Поднимемся, уважаемый читатель, вверх по течению реки времени в год семьсот девяносто третий от основания Рима, второй год правления Гая Цезаря, прозванного Калигулой.
Окинем взглядом вечный город и попробуем найти императора. Его нет в бесчисленных комнатах и коридорах Палатинского дворца, доходящего до самого форума; в амфитеатре Тавра, где народ с упоением смотрит кровавый гладиаторский бой, его тоже не видно; гонки колесниц на сегодня не запланированы, значит в цирке искать не стоит; для ночной оргии еще слишком рано. “Где же Гай Цезарь?”- в нетерпении воскликнете вы. Тише. Он беседует с Юпитером Капитолийским, шепчет ему что-то на ухо. Не следует мешать разговору богов. Да-да, я не ошибся, теперь к пантеону прибавился новый бог - сам император. Храм, посвященный Гаю Цезарю, уже построен в Риме, и статуи всесильного божественного правителя в образе Юпитера уже разосланы во все уголки империи, дабы водрузить их рядом с местными божествами, но кое-кто посмел возражать...
Получив приказ немедленно явиться к императору, легат Петроний в тайне от родственников переписал завещание, отказав треть своего состояния в пользу Гая Цезаря. Такая мера могла бы спасти семью от полного разорения в случае его смерти. Петроний не был по природе своей пессимистом, но привык мыслить расчетливо и здраво. Его считали одним из самых деятельных и перспективных военноначальников, поэтому возможность нового назначения казалась ему наиболее вероятной причиной вызова, однако свирепое и непредсказуемое в последнее время поведение Гая не позволяло исключить и наихудший вариант. “Я предстану перед императором солдатом полным достоинства и готовности выполнить свой долг”, - думал Петроний, поднимаясь по широкой дворцовой лестнице, - “Гай любит солдат и солдафонов, он вырос среди них.”
Калигула, принявший сегодня депутацию александрийских греков, жаловавшихся на иудеев, был
сильно возбуждён. Обычно бледное его лицо приняло теперь мертвенный оттенок, бешено сверкая
исподлобья глазами, он метался по залу, помышляя только о мести. Услышав доклад преторианского
трибуна, сообщавшего, что легат Петроний прибыл, он рявкнул:
- Немедленно ко мне.
Петроний вошёл быстрой размашистой походкой и твёрдым, командным голосом приветствовал Гая :
- Слава божественному Цезарю!
Военная форма легата с золотыми украшениями и пурпурным
плащом плотно облегала высокую атлетическую фигуру, мужественное лицо, некрасивое из-за большого
горбатого носа, выглядело совершенно бесстрастным.

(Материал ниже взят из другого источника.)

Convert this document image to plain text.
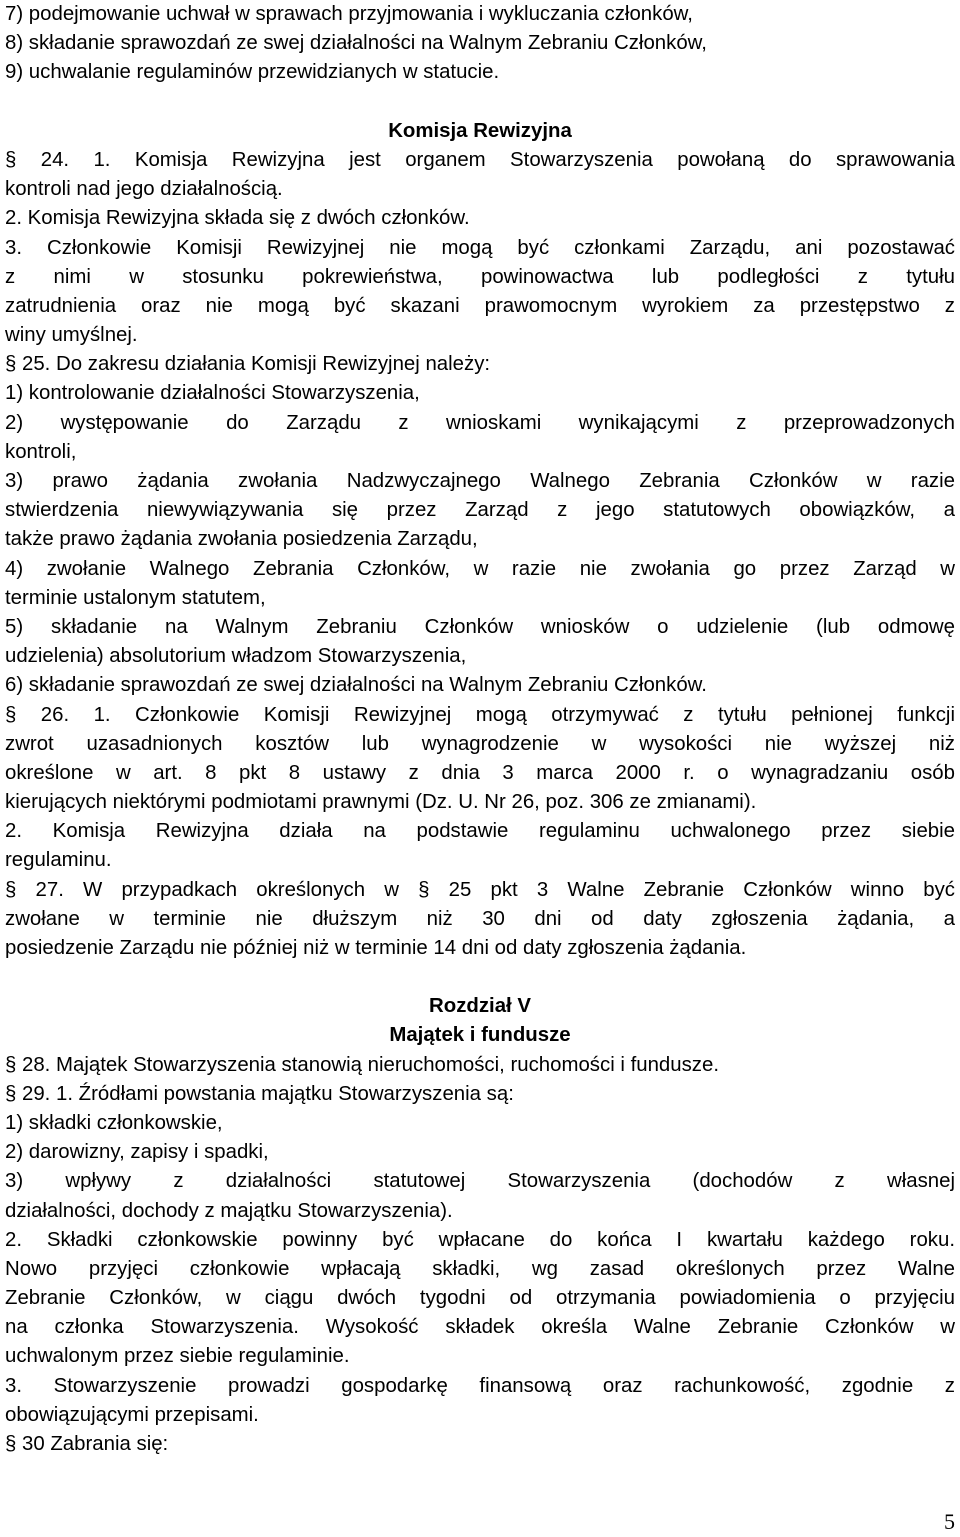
7) podejmowanie uchwał w sprawach przyjmowania i wykluczania członków,
8) składanie sprawozdań ze swej działalności na Walnym Zebraniu Członków,
9) uchwalanie regulaminów przewidzianych w statucie.
Komisja Rewizyjna
§ 24. 1. Komisja Rewizyjna jest organem Stowarzyszenia powołaną do sprawowania
kontroli nad jego działalnością.
2. Komisja Rewizyjna składa się z dwóch członków.
3. Członkowie Komisji Rewizyjnej nie mogą być członkami Zarządu, ani pozostawać
z nimi w stosunku pokrewieństwa, powinowactwa lub podległości z tytułu
zatrudnienia oraz nie mogą być skazani prawomocnym wyrokiem za przestępstwo z
winy umyślnej.
§ 25. Do zakresu działania Komisji Rewizyjnej należy:
1) kontrolowanie działalności Stowarzyszenia,
2) występowanie do Zarządu z wnioskami wynikającymi z przeprowadzonych
kontroli,
3) prawo żądania zwołania Nadzwyczajnego Walnego Zebrania Członków w razie
stwierdzenia niewywiązywania się przez Zarząd z jego statutowych obowiązków, a
także prawo żądania zwołania posiedzenia Zarządu,
4) zwołanie Walnego Zebrania Członków, w razie nie zwołania go przez Zarząd w
terminie ustalonym statutem,
5) składanie na Walnym Zebraniu Członków wniosków o udzielenie (lub odmowę
udzielenia) absolutorium władzom Stowarzyszenia,
6) składanie sprawozdań ze swej działalności na Walnym Zebraniu Członków.
§ 26. 1. Członkowie Komisji Rewizyjnej mogą otrzymywać z tytułu pełnionej funkcji
zwrot uzasadnionych kosztów lub wynagrodzenie w wysokości nie wyższej niż
określone w art. 8 pkt 8 ustawy z dnia 3 marca 2000 r. o wynagradzaniu osób
kierujących niektórymi podmiotami prawnymi (Dz. U. Nr 26, poz. 306 ze zmianami).
2. Komisja Rewizyjna działa na podstawie regulaminu uchwalonego przez siebie
regulaminu.
§ 27. W przypadkach określonych w § 25 pkt 3 Walne Zebranie Członków winno być
zwołane w terminie nie dłuższym niż 30 dni od daty zgłoszenia żądania, a
posiedzenie Zarządu nie później niż w terminie 14 dni od daty zgłoszenia żądania.
Rozdział V
Majątek i fundusze
§ 28. Majątek Stowarzyszenia stanowią nieruchomości, ruchomości i fundusze.
§ 29. 1. Źródłami powstania majątku Stowarzyszenia są:
1) składki członkowskie,
2) darowizny, zapisy i spadki,
3) wpływy z działalności statutowej Stowarzyszenia (dochodów z własnej
działalności, dochody z majątku Stowarzyszenia).
2. Składki członkowskie powinny być wpłacane do końca I kwartału każdego roku.
Nowo przyjęci członkowie wpłacają składki, wg zasad określonych przez Walne
Zebranie Członków, w ciągu dwóch tygodni od otrzymania powiadomienia o przyjęciu
na członka Stowarzyszenia. Wysokość składek określa Walne Zebranie Członków w
uchwalonym przez siebie regulaminie.
3. Stowarzyszenie prowadzi gospodarkę finansową oraz rachunkowość, zgodnie z
obowiązującymi przepisami.
§ 30 Zabrania się:
5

Гай уставился на мускулистые ноги вошедшего и молчал с минуту, вдруг он вздрогнул всем телом и,
резко подавшись вперед, воскликнул :
- Ты знаешь, Петроний, что беспорядки творятся в государстве, и я, Цезарь, узнаю об этом почти
случайно?- Гай повернулся на каблуках и зашагал из стороны в сторону, продолжая выкрикивать. -
Известно ли тебе, Петроний, что зловредные иудеи отказываются почитать меня наряду со своим богом
и противятся установке моих статуй? - Калигула внезапно замер, глядя легату прямо в глаза.
- Я не могу быть более осведомлен, чем мой божественный император, - отчеканил Петроний.
Гай кивнул головой и более спокойным, не лишенным театральной торжественности голосом заявил :
- Я назначаю тебя, Петроний, наместником Сирии и командующим всеми моими легионами на востоке.
Я повелеваю - водрузить мою статую в Иерусалимском храме. Если иудеи воспротивятся, накажи
их сурово, - и, злобно усмехнувшись, добавил, - Вителию передай, что он слишком много спал и проспал
свою должность.
- Благодарю за доверие, мой Цезарь, - Петроний старался не смотреть на императора, помня, что Гай
не терпит людей более высокого роста, способных обратить внимание на его редкие волосы.
- Завтра получишь письменный приказ и немедленно отплывай в Антиохию. Можешь идти. -
Калигула махнул кистью левой руки и, повернувшись спиной, пошел прочь. “Этот человек станет мечом
в моей руке”, - удовлетворенно подумал он.
- Слава великому Цезарю, - по-солдатски отсалютовал Петроний, прижав правую руку к груди, и
покинул зал.
Последуем теперь в Антиохию, мой дорогой читатель, - столицу римской провинции Сирия. Обратите
внимание на величественное здание дворца сирийского наместника : по западному балкону
прогуливаются два знатных римлянина, они спокойно беседуют, наслаждаясь вечерней свежестью,
принесенной лёгким ветерком с берегов Оронта. Широкоплечий в военной форме - наш старый
знакомый, Петроний - беседует со своим седовласым предшественником, облаченным в нарядную тогу,
скрывающую округлости его невысокой эпикурейской фигуры.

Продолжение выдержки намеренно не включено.